In Xilinx ISE, if you check the state-machine examples given in "Language Template" (VHDL->Synthesis Constructs->Coding Examples->State Machines and Verilog->Synthesis Constructs->Coding Examples->State Machines) you'd note that the examples for VHDL are provided in the "two-process" style which separates next state decode (or steering) logic from state storage process (this is the style I practice and I know many professionals strongly encourage this style). However, Verilog examples are just one big "always" block.

I'm just curious why Verilog state-machine templates are provided differently, does anyone have some insight about this difference?

Thanks!

Best Answer

I think it has to do with whoever wrote the example and when the example was originally written. Both single and two always blocks work. For differences in Verilog coding styles, I suggest reading this paper by Cliff Cummings. The paper now a bit dated, but the points are still valid. Experiment with your own synthesizer. I always use the two always blocks (one combinational decoder, one sequential assignment) as recommended in the paper. It gets me the best area, timing, and is ECO friendly with my tool set.

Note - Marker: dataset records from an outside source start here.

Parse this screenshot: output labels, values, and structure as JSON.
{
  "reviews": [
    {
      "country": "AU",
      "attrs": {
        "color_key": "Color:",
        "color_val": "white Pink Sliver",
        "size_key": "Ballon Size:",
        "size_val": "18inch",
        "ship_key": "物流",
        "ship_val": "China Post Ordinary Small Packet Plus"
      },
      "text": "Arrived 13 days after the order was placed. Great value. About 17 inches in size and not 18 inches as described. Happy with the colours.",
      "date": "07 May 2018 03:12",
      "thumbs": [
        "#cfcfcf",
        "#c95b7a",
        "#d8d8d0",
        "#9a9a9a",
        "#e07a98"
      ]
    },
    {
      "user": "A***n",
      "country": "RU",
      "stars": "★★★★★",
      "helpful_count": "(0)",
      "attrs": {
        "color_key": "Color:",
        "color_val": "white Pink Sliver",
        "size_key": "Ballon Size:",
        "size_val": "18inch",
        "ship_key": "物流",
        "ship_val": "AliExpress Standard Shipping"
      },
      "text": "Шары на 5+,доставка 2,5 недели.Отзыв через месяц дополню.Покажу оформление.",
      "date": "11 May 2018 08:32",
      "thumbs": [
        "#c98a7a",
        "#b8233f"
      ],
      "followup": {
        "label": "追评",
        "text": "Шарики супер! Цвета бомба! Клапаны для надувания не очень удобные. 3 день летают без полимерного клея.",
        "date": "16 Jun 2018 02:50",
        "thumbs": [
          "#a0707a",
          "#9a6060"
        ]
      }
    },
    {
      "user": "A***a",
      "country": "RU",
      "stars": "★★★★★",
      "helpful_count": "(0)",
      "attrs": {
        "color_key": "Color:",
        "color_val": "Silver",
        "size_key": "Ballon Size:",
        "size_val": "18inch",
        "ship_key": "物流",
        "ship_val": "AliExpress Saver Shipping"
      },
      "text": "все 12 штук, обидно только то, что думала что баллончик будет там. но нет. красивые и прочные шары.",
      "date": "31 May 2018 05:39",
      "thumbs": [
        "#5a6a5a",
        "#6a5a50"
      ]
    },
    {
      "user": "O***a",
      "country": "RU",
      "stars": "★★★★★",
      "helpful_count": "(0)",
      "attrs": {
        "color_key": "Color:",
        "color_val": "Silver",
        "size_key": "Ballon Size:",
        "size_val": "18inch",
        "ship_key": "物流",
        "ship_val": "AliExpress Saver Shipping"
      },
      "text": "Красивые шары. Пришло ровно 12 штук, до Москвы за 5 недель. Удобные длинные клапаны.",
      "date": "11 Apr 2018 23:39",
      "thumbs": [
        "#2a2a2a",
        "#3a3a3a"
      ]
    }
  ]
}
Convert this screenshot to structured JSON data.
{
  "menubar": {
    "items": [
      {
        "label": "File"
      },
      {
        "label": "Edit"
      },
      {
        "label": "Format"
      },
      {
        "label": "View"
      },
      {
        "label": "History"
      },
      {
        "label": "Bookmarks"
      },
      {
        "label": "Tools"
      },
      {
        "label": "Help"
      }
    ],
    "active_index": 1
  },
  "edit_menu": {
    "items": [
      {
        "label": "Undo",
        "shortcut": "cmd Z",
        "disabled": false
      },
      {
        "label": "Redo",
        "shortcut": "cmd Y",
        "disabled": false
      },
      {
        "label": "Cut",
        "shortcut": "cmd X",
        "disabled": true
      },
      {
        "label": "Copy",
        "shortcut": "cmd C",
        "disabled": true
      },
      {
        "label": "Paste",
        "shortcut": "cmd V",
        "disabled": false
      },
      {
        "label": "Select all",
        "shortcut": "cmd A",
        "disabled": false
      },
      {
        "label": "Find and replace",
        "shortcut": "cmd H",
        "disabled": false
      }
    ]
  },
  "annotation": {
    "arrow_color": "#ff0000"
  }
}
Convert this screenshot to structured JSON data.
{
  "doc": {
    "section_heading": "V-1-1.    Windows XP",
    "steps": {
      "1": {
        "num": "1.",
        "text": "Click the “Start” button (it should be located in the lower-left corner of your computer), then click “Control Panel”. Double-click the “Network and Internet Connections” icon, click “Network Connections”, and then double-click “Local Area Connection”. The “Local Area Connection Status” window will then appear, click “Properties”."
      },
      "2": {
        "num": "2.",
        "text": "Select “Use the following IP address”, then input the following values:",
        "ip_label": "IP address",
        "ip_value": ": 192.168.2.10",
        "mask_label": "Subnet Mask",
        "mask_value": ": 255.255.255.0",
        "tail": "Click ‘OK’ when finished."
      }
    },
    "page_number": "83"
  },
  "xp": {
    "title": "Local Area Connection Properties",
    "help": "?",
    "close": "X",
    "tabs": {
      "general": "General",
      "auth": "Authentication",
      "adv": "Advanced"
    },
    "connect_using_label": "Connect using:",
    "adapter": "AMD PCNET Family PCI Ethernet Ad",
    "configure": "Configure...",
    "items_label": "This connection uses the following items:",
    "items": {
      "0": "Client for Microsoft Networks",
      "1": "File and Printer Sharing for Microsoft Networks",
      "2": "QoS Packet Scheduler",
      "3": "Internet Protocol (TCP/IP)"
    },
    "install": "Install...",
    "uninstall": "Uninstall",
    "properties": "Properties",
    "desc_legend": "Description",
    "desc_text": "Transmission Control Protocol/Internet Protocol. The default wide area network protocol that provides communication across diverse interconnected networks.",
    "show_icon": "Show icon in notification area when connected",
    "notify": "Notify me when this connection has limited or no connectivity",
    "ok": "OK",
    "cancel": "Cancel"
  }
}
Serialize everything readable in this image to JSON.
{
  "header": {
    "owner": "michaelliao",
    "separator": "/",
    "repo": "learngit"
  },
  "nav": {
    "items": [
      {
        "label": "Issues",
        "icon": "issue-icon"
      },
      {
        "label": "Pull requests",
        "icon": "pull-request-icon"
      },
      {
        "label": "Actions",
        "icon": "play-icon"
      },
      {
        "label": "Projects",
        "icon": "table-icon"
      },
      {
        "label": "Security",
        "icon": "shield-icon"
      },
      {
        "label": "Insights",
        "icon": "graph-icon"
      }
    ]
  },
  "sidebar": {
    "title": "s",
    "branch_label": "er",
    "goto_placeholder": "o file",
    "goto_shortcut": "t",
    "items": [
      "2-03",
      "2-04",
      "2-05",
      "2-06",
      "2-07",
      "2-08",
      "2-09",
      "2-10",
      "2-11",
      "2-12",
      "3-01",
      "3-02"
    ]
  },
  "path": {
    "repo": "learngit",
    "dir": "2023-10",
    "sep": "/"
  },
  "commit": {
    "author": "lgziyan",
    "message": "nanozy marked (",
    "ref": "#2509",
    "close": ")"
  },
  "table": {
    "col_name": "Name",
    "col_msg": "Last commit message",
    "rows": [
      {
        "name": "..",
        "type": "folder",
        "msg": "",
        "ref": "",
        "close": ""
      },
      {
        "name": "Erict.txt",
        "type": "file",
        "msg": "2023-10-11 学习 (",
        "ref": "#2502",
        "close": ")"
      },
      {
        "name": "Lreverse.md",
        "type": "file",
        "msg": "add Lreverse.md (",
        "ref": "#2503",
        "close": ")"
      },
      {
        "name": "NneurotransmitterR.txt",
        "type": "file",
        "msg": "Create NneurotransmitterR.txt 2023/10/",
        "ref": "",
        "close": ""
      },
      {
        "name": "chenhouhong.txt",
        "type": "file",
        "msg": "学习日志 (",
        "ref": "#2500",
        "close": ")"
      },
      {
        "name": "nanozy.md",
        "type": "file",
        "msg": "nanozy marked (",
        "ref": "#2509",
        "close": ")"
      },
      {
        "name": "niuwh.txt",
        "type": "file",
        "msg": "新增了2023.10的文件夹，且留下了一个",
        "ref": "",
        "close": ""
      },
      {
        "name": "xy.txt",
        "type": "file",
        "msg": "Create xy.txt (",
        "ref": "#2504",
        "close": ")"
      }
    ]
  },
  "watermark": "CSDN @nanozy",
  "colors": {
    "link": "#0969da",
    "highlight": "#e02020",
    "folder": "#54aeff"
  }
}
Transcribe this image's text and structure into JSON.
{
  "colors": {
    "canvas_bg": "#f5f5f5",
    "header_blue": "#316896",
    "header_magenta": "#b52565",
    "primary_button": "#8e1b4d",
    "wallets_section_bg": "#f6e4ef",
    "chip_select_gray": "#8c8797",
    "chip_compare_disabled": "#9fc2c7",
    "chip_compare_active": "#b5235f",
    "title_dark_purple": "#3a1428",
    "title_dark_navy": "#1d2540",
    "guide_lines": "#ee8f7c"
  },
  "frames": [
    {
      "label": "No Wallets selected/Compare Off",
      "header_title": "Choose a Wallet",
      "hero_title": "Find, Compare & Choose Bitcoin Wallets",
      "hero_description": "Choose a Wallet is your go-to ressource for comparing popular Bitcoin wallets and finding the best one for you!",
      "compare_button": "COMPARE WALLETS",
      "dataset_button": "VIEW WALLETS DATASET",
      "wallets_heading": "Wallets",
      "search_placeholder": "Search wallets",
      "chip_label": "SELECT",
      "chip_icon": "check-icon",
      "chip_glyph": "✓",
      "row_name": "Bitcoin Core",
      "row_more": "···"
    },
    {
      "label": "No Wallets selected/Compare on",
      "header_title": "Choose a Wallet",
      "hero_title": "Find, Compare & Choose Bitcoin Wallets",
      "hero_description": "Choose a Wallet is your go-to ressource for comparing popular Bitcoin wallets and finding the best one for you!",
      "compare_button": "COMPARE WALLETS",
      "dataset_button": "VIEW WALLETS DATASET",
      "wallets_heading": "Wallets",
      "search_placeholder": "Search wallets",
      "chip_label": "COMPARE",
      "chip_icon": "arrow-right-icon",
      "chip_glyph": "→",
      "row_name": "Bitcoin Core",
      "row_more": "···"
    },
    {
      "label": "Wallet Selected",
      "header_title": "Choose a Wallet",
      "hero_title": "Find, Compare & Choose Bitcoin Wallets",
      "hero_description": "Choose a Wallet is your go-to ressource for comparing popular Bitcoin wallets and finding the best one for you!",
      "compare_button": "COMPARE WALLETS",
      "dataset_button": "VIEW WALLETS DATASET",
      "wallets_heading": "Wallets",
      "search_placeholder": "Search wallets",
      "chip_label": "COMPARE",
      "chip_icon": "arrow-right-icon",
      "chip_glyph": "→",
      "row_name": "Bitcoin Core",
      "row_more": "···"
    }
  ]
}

The original IEEE Std 1364-1995, required combinational always blocks to explicitly state every signal in the sensitivity list. If you miss a signal, the synthesizer will still give the correct result, but it may not match the behavior of RTL in simulation. For a state machines machine with many inputs, managing the sensitivity list was tedious. Many designers went with the single always block plus assign statements approach to avoid the risk of making a mistake when managing the sensitivity list. A few used (or wrote there own) scripts the to manage it for them; example the Emacs script Verilog-Mode.

In IEEE Std 1364-2001, the standard introduced @* as an auto sensitivity list. But it took a few years for it to be commonly supported across different simulators, synthesizers and other verilog tools. The examples in your Xilinx ISE was likely written before @* was supported on Xilinx and no one has since did an update overhaul of the examples.